Carvalho pondera que a experiência religiosa não substitui formação acadêmica ou qualificação técnica exigida em cada área, mas desenvolve competências humanas que acompanham a pessoa ao longo da vida. Menciona como exemplo recorrente alunos que chegam sem conseguir falar diante de um pequeno grupo e, meses depois, passam a conduzir reuniões no trabalho.

"Outro padrão é o de coordenadores que tentam executar sozinhos todas as tarefas, o que leva ao esgotamento da equipe; ao aprender a delegar, o resultado do grupo muda de patamar", completa.

Desafios da formação de novas lideranças

O professor aponta a confusão entre visibilidade e preparo como um dos principais desafios atuais. "O alcance obtido rapidamente em redes sociais tem sido, em certos casos, confundido com autoridade, apesar de a maturidade de liderança exigir tempo, caráter e disposição para continuar aprendendo", identifica. Ele também destaca a necessidade de ampliar a compreensão de vocação para além das funções eclesiásticas, incluindo profissionais liberais, gestores, professores e servidores públicos formados em comunidades religiosas.
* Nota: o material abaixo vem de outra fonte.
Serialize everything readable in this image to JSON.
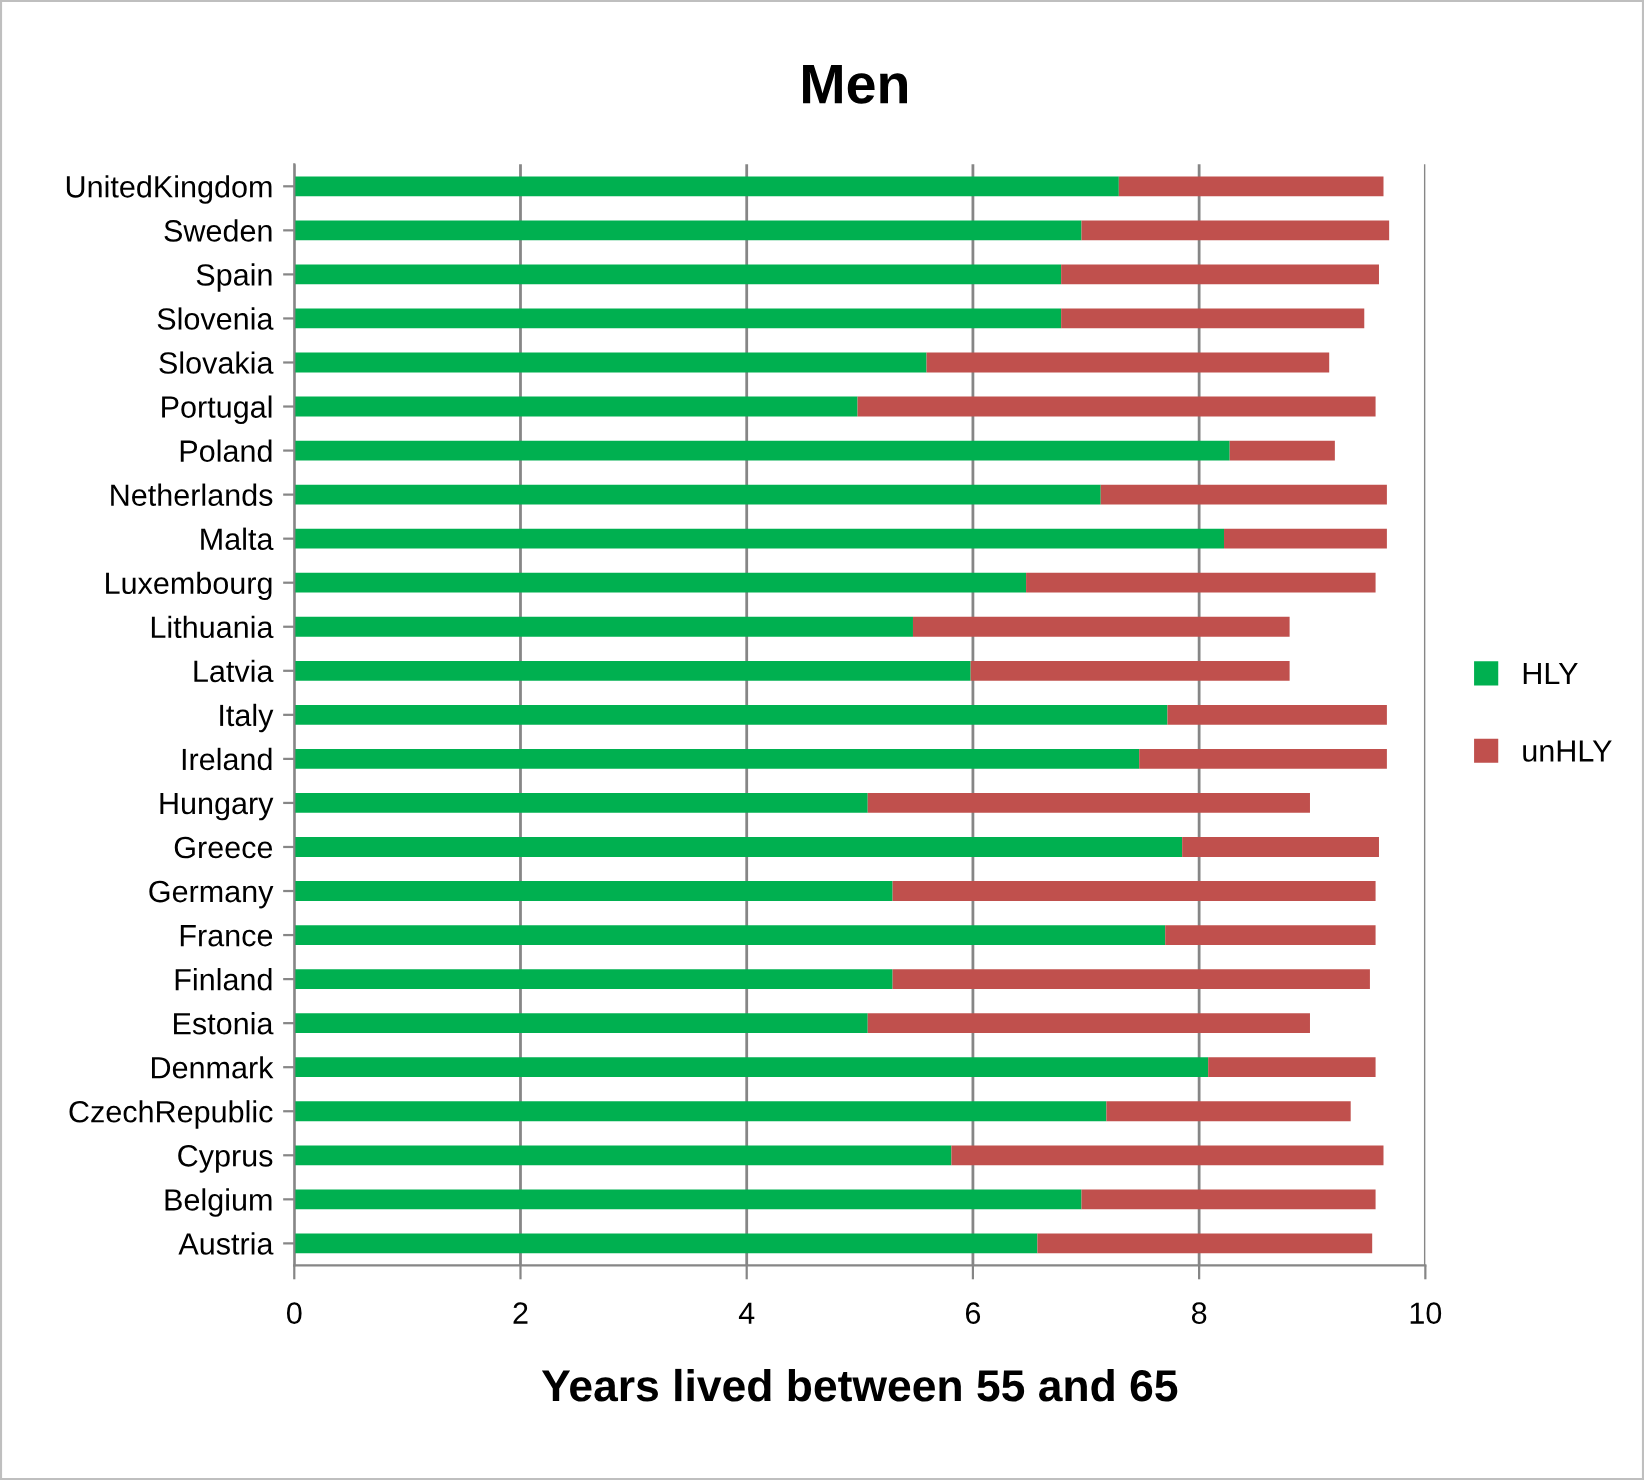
{
  "chart_data": {
    "type": "bar",
    "orientation": "horizontal",
    "stacked": true,
    "title": "Men",
    "xlabel": "Years lived between 55 and 65",
    "categories": [
      "UnitedKingdom",
      "Sweden",
      "Spain",
      "Slovenia",
      "Slovakia",
      "Portugal",
      "Poland",
      "Netherlands",
      "Malta",
      "Luxembourg",
      "Lithuania",
      "Latvia",
      "Italy",
      "Ireland",
      "Hungary",
      "Greece",
      "Germany",
      "France",
      "Finland",
      "Estonia",
      "Denmark",
      "CzechRepublic",
      "Cyprus",
      "Belgium",
      "Austria"
    ],
    "series": [
      {
        "name": "HLY",
        "color": "#00b050",
        "values": [
          7.29,
          6.96,
          6.78,
          6.78,
          5.59,
          4.98,
          8.27,
          7.13,
          8.22,
          6.47,
          5.47,
          5.98,
          7.72,
          7.47,
          5.07,
          7.85,
          5.29,
          7.7,
          5.29,
          5.07,
          8.08,
          7.18,
          5.81,
          6.96,
          6.57
        ]
      },
      {
        "name": "unHLY",
        "color": "#c0504d",
        "values": [
          2.34,
          2.72,
          2.81,
          2.68,
          3.56,
          4.58,
          0.93,
          2.53,
          1.44,
          3.09,
          3.33,
          2.82,
          1.94,
          2.19,
          3.91,
          1.74,
          4.27,
          1.86,
          4.22,
          3.91,
          1.48,
          2.16,
          3.82,
          2.6,
          2.96
        ]
      }
    ],
    "xlim": [
      0,
      10
    ],
    "xticks": [
      0,
      2,
      4,
      6,
      8,
      10
    ],
    "grid": "x",
    "legend": "right"
  }
}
"Essa formação não deve transformar comunidades de fé em estruturas partidárias, já que igreja e partido têm naturezas distintas. Ainda assim, evitar essa instrumentalização não significa afastar o indivíduo de responsabilidades públicas, e sim prepará-lo para exercê-las com consciência, preservando a liberdade de cada pessoa", considera.

O pastor assinala que, todo fim de semana, milhares de pessoas sem formação técnica em liderança conduzem reuniões, administram pequenos orçamentos e respondem por decisões dentro de igrejas, processo de capital humano que costuma passar despercebido por quem estuda o tema. "Formar um comunicador envolve ajudá-lo a pensar com clareza sobre o efeito de suas palavras, capacidade que se aplica do templo à sala de reunião", conclui.